Of these special syntaxes, and this one’s a little regular expression-y, here not so much, but whatever characters you may include within angle brackets, CocoaPods will be able to match for those. So in this particular line item here when we’re setting the public header files, and all this sort of just made up, but using. you know, semi realistic paths as an example. We’re going to be looking within the SteamReader directory. And within that, the pub directory for public header files and again we’re going to match for any file name within that and a file type H or M.

03:03

So in this case it’s probably more related to Objective-C and not necessarily Swift since we’re referencing header and implementation files but another way you can do this is using that regular expression-y stuff I was talking about before and down within the CocoaPods examples, they’re actually going to match with a file type that is two characters long with any alphabetical characters, A through Z, at least in the English alphabet.

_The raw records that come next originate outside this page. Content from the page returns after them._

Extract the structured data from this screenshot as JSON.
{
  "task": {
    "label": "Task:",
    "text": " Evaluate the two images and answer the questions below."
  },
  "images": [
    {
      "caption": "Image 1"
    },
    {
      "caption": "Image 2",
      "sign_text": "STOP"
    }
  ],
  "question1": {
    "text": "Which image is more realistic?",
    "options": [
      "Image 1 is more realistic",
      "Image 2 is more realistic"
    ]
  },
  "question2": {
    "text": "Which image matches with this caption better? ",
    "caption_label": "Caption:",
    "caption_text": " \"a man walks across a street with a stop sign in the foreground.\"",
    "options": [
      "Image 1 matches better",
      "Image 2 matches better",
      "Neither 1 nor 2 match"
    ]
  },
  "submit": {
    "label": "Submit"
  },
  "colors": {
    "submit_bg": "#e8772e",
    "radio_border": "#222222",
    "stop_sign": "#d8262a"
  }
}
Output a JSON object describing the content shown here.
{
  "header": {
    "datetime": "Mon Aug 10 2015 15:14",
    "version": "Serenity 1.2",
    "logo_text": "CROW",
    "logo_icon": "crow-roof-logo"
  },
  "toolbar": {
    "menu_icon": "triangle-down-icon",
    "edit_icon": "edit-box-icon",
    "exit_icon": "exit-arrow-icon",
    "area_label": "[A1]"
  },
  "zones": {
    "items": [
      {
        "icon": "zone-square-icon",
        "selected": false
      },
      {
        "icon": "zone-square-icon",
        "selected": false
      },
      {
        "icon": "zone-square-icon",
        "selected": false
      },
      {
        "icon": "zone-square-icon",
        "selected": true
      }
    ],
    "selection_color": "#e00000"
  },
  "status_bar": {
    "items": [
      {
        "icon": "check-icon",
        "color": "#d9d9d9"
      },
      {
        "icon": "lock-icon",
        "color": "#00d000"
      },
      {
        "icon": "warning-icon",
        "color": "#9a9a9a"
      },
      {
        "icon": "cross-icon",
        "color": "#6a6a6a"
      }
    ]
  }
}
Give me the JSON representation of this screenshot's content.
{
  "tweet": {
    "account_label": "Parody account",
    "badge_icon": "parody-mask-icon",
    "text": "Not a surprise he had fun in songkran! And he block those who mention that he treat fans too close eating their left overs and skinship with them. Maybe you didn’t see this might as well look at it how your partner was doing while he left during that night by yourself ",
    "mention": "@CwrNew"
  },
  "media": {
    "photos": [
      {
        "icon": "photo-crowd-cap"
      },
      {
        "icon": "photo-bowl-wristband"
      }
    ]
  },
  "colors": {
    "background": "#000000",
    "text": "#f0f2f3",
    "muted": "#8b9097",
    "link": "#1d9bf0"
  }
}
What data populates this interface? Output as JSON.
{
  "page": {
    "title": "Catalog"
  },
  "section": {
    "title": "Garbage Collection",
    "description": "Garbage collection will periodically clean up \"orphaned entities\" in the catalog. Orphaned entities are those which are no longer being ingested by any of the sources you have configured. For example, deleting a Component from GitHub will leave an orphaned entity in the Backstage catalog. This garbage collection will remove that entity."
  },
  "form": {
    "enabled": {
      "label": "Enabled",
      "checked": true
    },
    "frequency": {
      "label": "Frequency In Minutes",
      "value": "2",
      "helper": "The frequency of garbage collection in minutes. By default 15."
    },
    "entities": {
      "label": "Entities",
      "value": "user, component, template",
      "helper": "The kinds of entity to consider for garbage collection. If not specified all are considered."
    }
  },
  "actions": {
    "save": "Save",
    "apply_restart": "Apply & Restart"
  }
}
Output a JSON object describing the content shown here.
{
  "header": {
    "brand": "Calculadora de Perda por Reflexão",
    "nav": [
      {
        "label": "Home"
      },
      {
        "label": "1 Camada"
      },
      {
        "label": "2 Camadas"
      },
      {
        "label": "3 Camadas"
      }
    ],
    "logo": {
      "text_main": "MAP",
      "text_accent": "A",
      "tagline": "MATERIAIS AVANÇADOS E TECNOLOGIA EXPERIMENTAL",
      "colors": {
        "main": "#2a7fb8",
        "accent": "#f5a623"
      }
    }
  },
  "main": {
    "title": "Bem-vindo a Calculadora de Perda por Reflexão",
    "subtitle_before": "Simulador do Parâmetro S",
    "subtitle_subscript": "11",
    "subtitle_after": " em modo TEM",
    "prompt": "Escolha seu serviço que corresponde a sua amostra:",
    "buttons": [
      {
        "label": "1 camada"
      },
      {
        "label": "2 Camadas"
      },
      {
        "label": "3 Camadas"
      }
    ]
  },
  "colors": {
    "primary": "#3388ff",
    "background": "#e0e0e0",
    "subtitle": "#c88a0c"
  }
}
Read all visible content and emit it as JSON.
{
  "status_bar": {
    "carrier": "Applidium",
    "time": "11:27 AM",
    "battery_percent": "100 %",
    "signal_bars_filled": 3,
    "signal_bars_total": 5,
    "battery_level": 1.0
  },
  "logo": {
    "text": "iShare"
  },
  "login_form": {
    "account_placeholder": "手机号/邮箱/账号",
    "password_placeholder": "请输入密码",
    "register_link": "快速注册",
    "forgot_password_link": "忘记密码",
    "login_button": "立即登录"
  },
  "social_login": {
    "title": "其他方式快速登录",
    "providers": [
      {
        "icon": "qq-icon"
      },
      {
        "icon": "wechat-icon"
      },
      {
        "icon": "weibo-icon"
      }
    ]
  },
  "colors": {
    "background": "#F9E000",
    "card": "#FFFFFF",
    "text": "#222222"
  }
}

So according to this, the results that it would find are the CHANGELOG.md and README.md. And this asterisk is searching for any file name and then searching for a two alpha character file type. And in this case they’re both MD.

03:46

And then on this next line they also have an example of being able to reject a character from our search results. So again they’re searching for any filename and a file type as long is it does not start with the character M and then it can have however many characters after that. Then we went to include that in that path. So out of a header, implementation, and then these MD files. Since these implementation and MD file types start with the letter M, they won’t be included, so we’ll only be including this header file here.

04:20

And one more thing that I think would be useful to cover is you can actually instead of just searching character by character like we were with the angle brackets, you can actually wrap multiple characters within curly braces. And within this resource_bundles podspec line item we are specifying path to assets to, great name, and then any file name with a file type of PNG or JPG. And if we wanted to expand on that you can add any number of characters here and just for example, we can add gif to that.